Сайлас вновь утыкается глазами в список на экране своего ноутбука. И чего он наорал на девушку? Стровер работает на совесть, не жалея ни сил, ни времени. Ему что, надо было сорвать на ком-то зло? А как же не злиться? Этот чертов список слишком длинный, и за каждым именем в нем скрывается трагедия. Как бы однажды такой список не пополнило еще одно имя – его сына, Конора. Сайласу делается страшно от одной этой мысли! Ладно, он хотя бы знает, где его сын. А некоторых из этих людей когда-нибудь разыщут полицейские, да только не смогут сообщить их родным и любимым, что с ними все в порядке. А других и вовсе никогда не найдут.

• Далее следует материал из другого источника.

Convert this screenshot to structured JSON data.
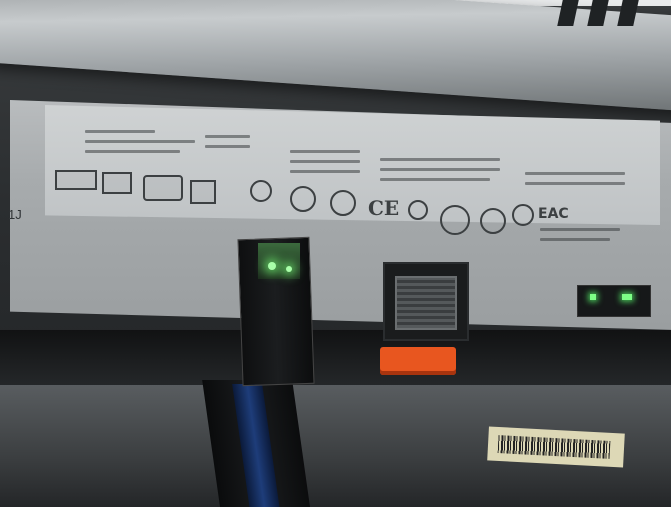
{
  "photo": {
    "label_side_text": "1J",
    "label_ce_mark": "CE",
    "label_eac_mark": "EAC",
    "colors": {
      "led_green": "#7dff86",
      "tab_orange": "#e8561f",
      "metal": "#b9bcbe"
    }
  }
}
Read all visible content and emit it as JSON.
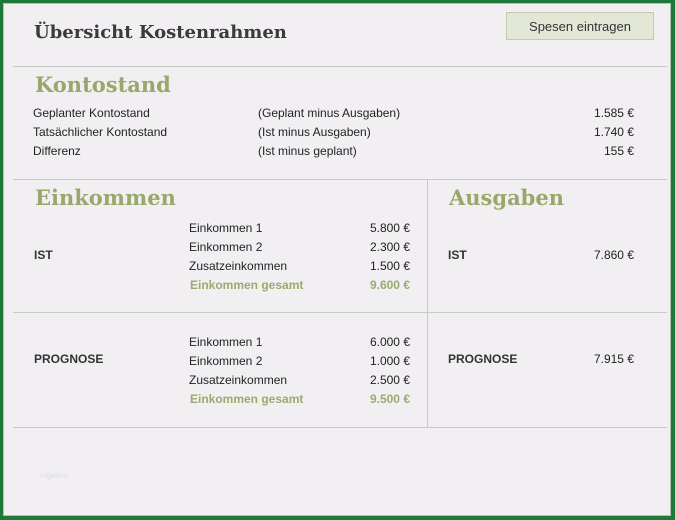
{
  "header": {
    "title": "Übersicht Kostenrahmen",
    "button_label": "Spesen eintragen"
  },
  "kontostand": {
    "heading": "Kontostand",
    "rows": [
      {
        "label": "Geplanter Kontostand",
        "note": "(Geplant minus Ausgaben)",
        "value": "1.585 €"
      },
      {
        "label": "Tatsächlicher Kontostand",
        "note": "(Ist minus Ausgaben)",
        "value": "1.740 €"
      },
      {
        "label": "Differenz",
        "note": "(Ist minus geplant)",
        "value": "155 €"
      }
    ]
  },
  "einkommen": {
    "heading": "Einkommen",
    "ist": {
      "label": "IST",
      "items": [
        {
          "label": "Einkommen 1",
          "value": "5.800 €"
        },
        {
          "label": "Einkommen 2",
          "value": "2.300 €"
        },
        {
          "label": "Zusatzeinkommen",
          "value": "1.500 €"
        }
      ],
      "total_label": "Einkommen gesamt",
      "total_value": "9.600 €"
    },
    "prognose": {
      "label": "PROGNOSE",
      "items": [
        {
          "label": "Einkommen 1",
          "value": "6.000 €"
        },
        {
          "label": "Einkommen 2",
          "value": "1.000 €"
        },
        {
          "label": "Zusatzeinkommen",
          "value": "2.500 €"
        }
      ],
      "total_label": "Einkommen gesamt",
      "total_value": "9.500 €"
    }
  },
  "ausgaben": {
    "heading": "Ausgaben",
    "ist": {
      "label": "IST",
      "value": "7.860 €"
    },
    "prognose": {
      "label": "PROGNOSE",
      "value": "7.915 €"
    }
  },
  "watermark": "mgvexn",
  "colors": {
    "accent_green": "#98a86a",
    "frame_border": "#1f7a3a",
    "button_bg": "#e3e8d6",
    "panel_bg": "#f2eff3"
  }
}
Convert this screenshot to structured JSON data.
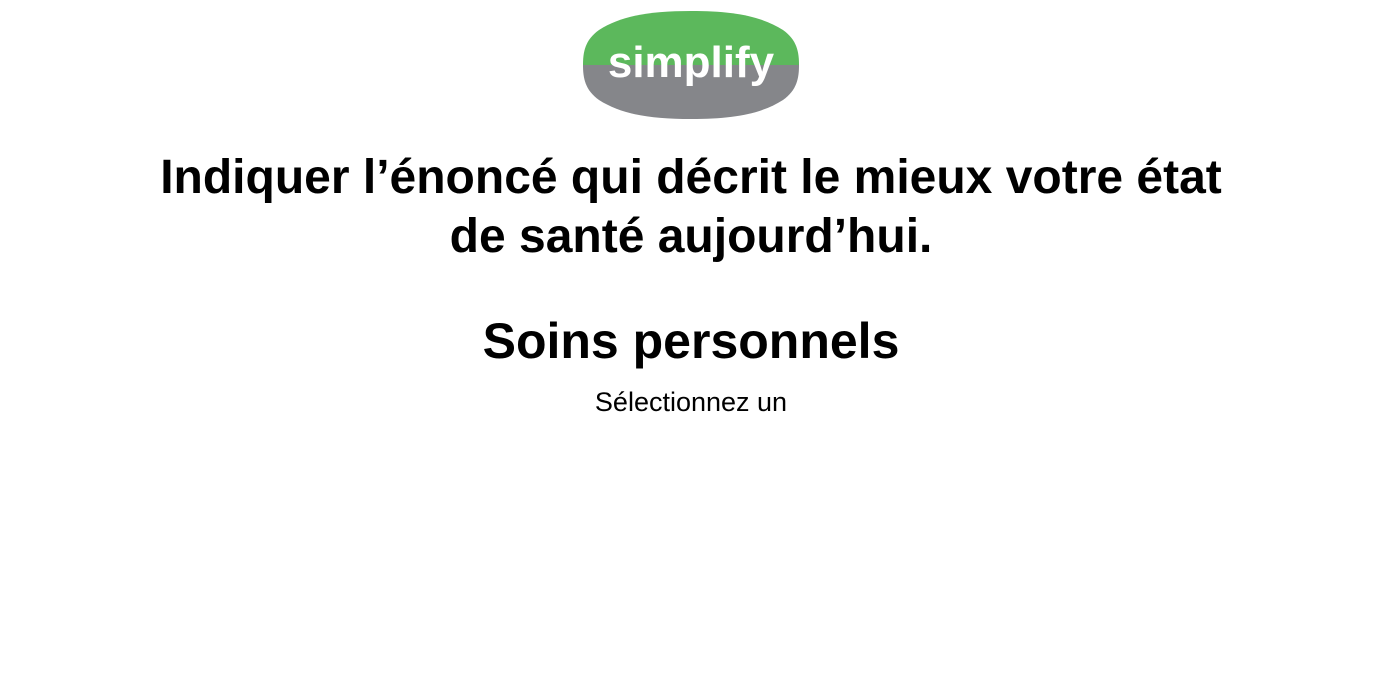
{
  "brand": {
    "logo_text": "simplify",
    "colors": {
      "green": "#5cb85c",
      "gray": "#85868a",
      "text": "#ffffff"
    }
  },
  "question": {
    "line1": "Indiquer l’énoncé qui décrit le mieux votre état",
    "line2": "de santé aujourd’hui."
  },
  "section": {
    "title": "Soins personnels",
    "instruction": "Sélectionnez un"
  }
}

В скором времени Сайлас, наверное, узнает ответы на те вопросы, что уже много лет терзают семьи семерых пропавших людей. Только это будут не те новости, которых они ждут…

98

Когда мы заходим в зал паспортного контроля, Тони все еще остается в полубессознательном состоянии. Безвольно обмякший в кресле-каталке, он мотает головой и что-то мычит себе под нос, как совершенно ошалевший пьянчуга. Везет моего «мужа» сотрудник аэропорта, встретивший нас у трапа самолета. Он не говорит по-английски, а я напрочь позабыла те немногие немецкие слова и фразы, которые когда-то учила. Когда мы пристраиваемся в хвост очереди для пассажиров из стран, не входящих в ЕС, сотрудник паспортного контроля знаком показывает нам всем троим подойти ближе.